The men were frantic now; oblivious that there friend was gone. They were frightened, but I was fine the dark was my friend. I crept under the expanses of bunk beds and rolled through the darkness with ease. My eyes adjusted quickly and I had my bearings almost completely with me when I rolled into the two squad members who were baffled and confused in the darkness.

I stalked into the rows of bunk beds. Closer and closer I crept as their suspicions went unanswered as they walked through the dark halls without their senses. I had to think for a while, make the most advanced and logical decision, based on my surroundings.

I decided to avoid contact and crawl my way around them. As I crawled on the concrete floor, the men heard a sound, thwarting my efforts; I pulled out my father's 1911. I was prepared to rid the men of their corrupt souls. As the footsteps dragged and grew louder and louder, my grip strengthened on the grip of my dad's pistol. I steadied my aim at the ankles of the men. From under the bunk bed I had an excellent view of the floor up, about 12 inches. I saw the men stop about 5 rows away from me, obviously discussing something, in very native Russian. I had my chance, and I took it.

From 5 rows, I shot the two men in their Achilles heels. They had less than a second to react and they collapsed, I scurried out from under my bed, but my shirt was stuck in a jagged edge of metal. Again, fear ran through me. I spun and ripped at the shirt, the men cried, obviously spotting me in my distraught.

"Get the bastard!" he screamed, still in pain

He rolled and gripped his AK-74 and shot wildly, bullets sped past my arms and head. His accuracy was flawed and the deadly pain didn't help that. The spray was consistent for about 30 seconds and then stopped suddenly. He was obviously reloading, or the rifle had jammed, I had no time to worry though. My window had opened and I needed to leave, quickly. I heard him curse in native Russian. I lunged forward, throwing myself to the freezing concrete.

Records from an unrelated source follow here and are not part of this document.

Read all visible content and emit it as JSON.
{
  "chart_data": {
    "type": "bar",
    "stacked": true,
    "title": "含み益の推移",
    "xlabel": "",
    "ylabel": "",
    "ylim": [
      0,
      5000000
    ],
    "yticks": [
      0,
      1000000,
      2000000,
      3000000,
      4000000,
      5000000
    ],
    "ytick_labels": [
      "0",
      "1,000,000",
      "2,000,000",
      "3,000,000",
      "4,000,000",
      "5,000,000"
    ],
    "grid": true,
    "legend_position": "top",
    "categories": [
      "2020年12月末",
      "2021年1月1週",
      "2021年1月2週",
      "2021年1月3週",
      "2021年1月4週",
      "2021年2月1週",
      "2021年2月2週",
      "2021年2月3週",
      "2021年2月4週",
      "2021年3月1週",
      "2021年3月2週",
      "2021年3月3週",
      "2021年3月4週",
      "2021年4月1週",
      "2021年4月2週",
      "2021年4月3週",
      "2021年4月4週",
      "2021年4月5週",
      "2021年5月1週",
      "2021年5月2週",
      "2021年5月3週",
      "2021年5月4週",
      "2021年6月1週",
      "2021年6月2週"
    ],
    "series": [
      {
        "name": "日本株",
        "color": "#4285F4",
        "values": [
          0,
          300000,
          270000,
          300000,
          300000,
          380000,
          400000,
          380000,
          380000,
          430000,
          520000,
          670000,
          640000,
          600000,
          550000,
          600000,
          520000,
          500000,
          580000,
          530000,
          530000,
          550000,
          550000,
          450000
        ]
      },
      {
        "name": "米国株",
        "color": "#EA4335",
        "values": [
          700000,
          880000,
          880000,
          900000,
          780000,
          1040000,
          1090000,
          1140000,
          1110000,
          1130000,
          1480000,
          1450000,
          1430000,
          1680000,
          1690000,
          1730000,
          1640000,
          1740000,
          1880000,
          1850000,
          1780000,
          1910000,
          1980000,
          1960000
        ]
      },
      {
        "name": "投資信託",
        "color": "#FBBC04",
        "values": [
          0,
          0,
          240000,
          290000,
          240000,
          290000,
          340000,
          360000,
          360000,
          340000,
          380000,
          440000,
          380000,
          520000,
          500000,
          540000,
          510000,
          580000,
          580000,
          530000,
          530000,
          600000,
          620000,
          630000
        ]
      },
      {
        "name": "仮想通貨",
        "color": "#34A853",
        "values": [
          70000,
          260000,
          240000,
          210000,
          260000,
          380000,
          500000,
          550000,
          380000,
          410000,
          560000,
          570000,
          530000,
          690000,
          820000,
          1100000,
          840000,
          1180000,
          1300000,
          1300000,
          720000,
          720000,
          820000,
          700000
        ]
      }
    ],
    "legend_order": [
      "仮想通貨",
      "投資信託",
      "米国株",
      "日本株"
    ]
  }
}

I glanced for a half a second and made eye contact with the downed Russian. The man locked eyes with me for three, maybe four seconds and became even more frantic. His teammate seemed either unconscious or dead, because the only thing coming out of him was silence. I continued sprinting down the cold and unforgiving concrete floor on which three men had lost their lives to a measly 12 year old boy. But this measly boy was going places. His name will be known. Sam fisher WILL be known.